@KJ4 So I'm just going to get some of the cable and install it myself before they arrive rather than trying to pull a co-ax through a duct.
Unless you can get VM-supplied coax, then you may be inviting problems. RG6 doesn't have any meaningful specification these days other than being a catchall term for 75 ohm coax. Because of the wide range of frequencies that cable internet uses, it is far more susceptible to radio frequency noise ingress. Ordinary "RG6" coax or even "satellite grade" coax may be inadequately screened, and if that happens it will harm speeds and possibly reliability. Some is suitable, much of it is not. Any supplier claims of "VM compatible" or "suitable for cable TV" should be taken in the same way as any Boris promise.

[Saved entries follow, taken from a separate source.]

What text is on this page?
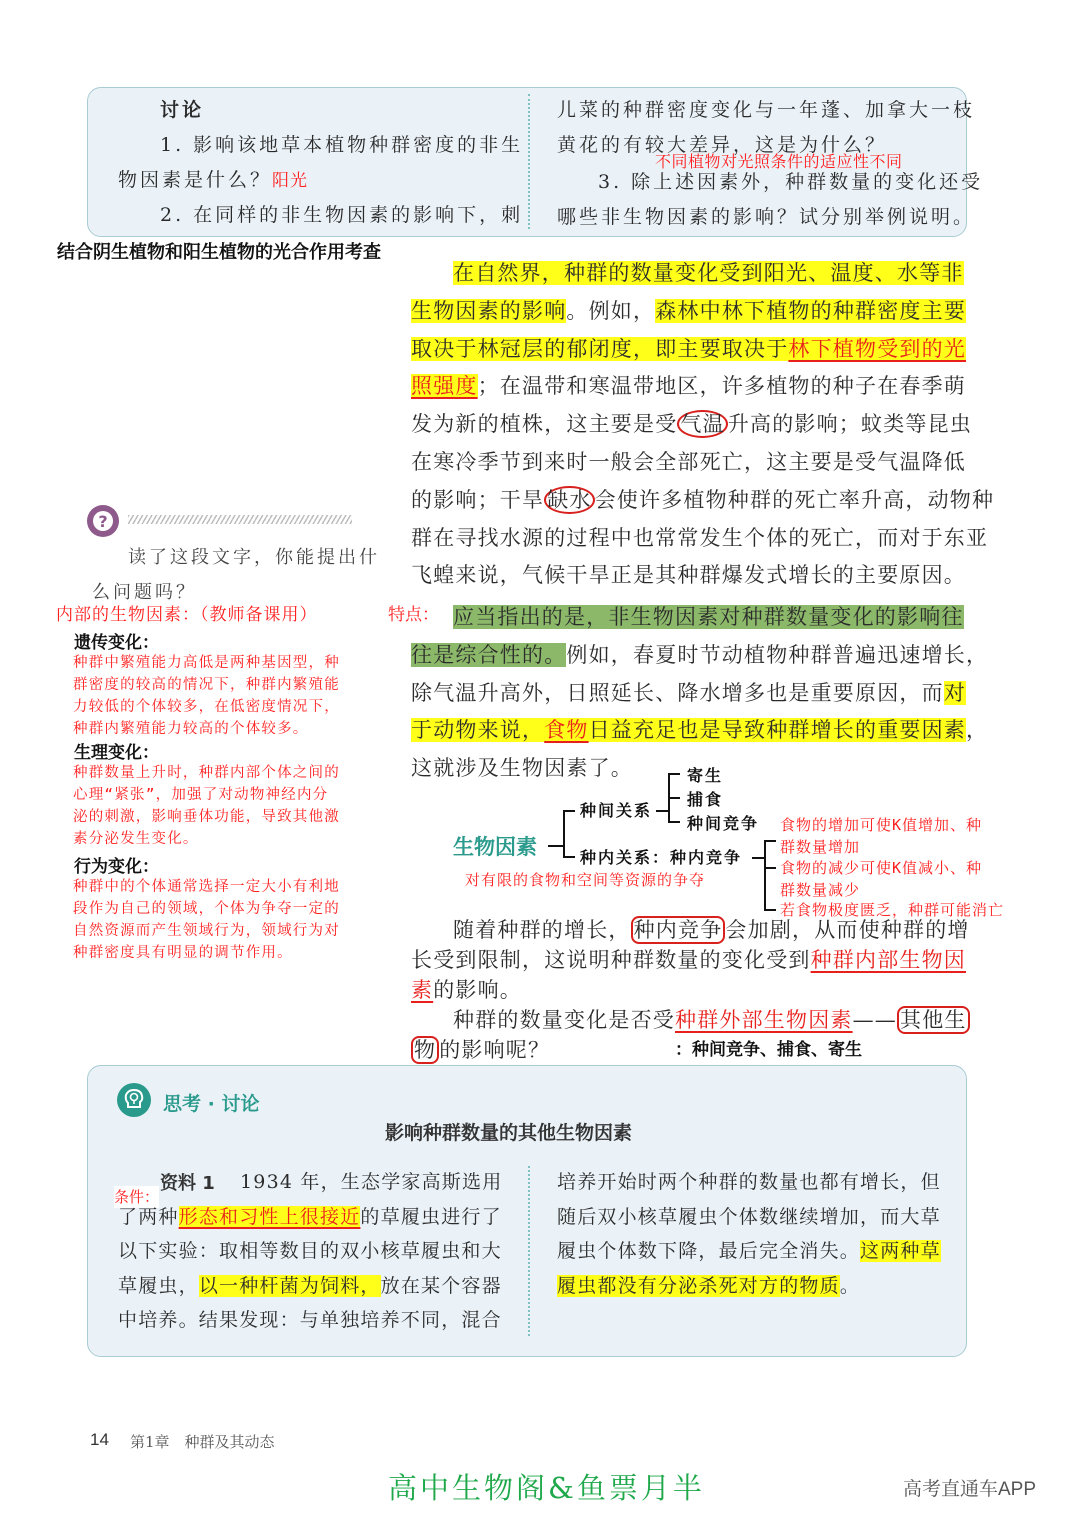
讨论
1. 影响该地草本植物种群密度的非生
物因素是什么？阳光
2. 在同样的非生物因素的影响下，刺
儿菜的种群密度变化与一年蓬、加拿大一枝
黄花的有较大差异，这是为什么？
不同植物对光照条件的适应性不同
3. 除上述因素外，种群数量的变化还受
哪些非生物因素的影响？试分别举例说明。
结合阴生植物和阳生植物的光合作用考查
在自然界，种群的数量变化受到阳光、温度、水等非
生物因素的影响。例如，森林中林下植物的种群密度主要
取决于林冠层的郁闭度，即主要取决于林下植物受到的光
照强度；在温带和寒温带地区，许多植物的种子在春季萌
发为新的植株，这主要是受 气温 升高的影响；蚊类等昆虫
在寒冷季节到来时一般会全部死亡，这主要是受气温降低
的影响；干旱 缺水 会使许多植物种群的死亡率升高，动物种
群在寻找水源的过程中也常常发生个体的死亡，而对于东亚
飞蝗来说，气候干旱正是其种群爆发式增长的主要原因。
?
读了这段文字，你能提出什
么问题吗？
内部的生物因素：（教师备课用）
遗传变化：
种群中繁殖能力高低是两种基因型，种
群密度的较高的情况下，种群内繁殖能
力较低的个体较多，在低密度情况下，
种群内繁殖能力较高的个体较多。
生理变化：
种群数量上升时，种群内部个体之间的
心理“紧张”，加强了对动物神经内分
泌的刺激，影响垂体功能，导致其他激
素分泌发生变化。
行为变化：
种群中的个体通常选择一定大小有利地
段作为自己的领域，个体为争夺一定的
自然资源而产生领域行为，领域行为对
种群密度具有明显的调节作用。
特点： 应当指出的是，非生物因素对种群数量变化的影响往
往是综合性的。例如，春夏时节动植物种群普遍迅速增长，
除气温升高外，日照延长、降水增多也是重要原因，而对
于动物来说，食物日益充足也是导致种群增长的重要因素，
这就涉及生物因素了。
生物因素
种间关系
寄生
捕食
种间竞争
种内关系：种内竞争
对有限的食物和空间等资源的争夺
食物的增加可使K值增加、种
群数量增加
食物的减少可使K值减小、种
群数量减少
若食物极度匮乏，种群可能消亡
随着种群的增长， 种内竞争 会加剧，从而使种群的增
长受到限制，这说明种群数量的变化受到种群内部生物因
素的影响。
种群的数量变化是否受种群外部生物因素—— 其他生
物 的影响呢？	：种间竞争、捕食、寄生
思考 · 讨论
影响种群数量的其他生物因素
资料 1
条件：
1934 年，生态学家高斯选用
了两种形态和习性上很接近的草履虫进行了
以下实验：取相等数目的双小核草履虫和大
草履虫，以一种杆菌为饲料，放在某个容器
中培养。结果发现：与单独培养不同，混合
培养开始时两个种群的数量也都有增长，但
随后双小核草履虫个体数继续增加，而大草
履虫个体数下降，最后完全消失。这两种草
履虫都没有分泌杀死对方的物质。
14 第1章　种群及其动态
高中生物阁&鱼票月半	高考直通车APP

Obviously, if you can get VM supplied cable, and you are competent to make very high quality terminations the technical concerns do not apply, but even so the VM technician who does the installation SHOULD be very suspicious when they arrive, because company policy (and the T&Cs of your contract) is not to allow customers to supply their own cable or make changes on the RF side of things, based on long experience of uncovering problems due to this. I'd suggest leaving the coax cabling to the VM technician, and either put in a conduit with easy surface access, or a pull rope for cable. The technician should fit the hub where you want and supply and run the necessary cabling (and don't let them insist they can't do that, it's their job to install where the customer requests).
In terms of the new build handbook, that's what VM demand of housebuilders. What they themselves do is rarely anything like as professional, and occasionally to the standards of DIY SOS.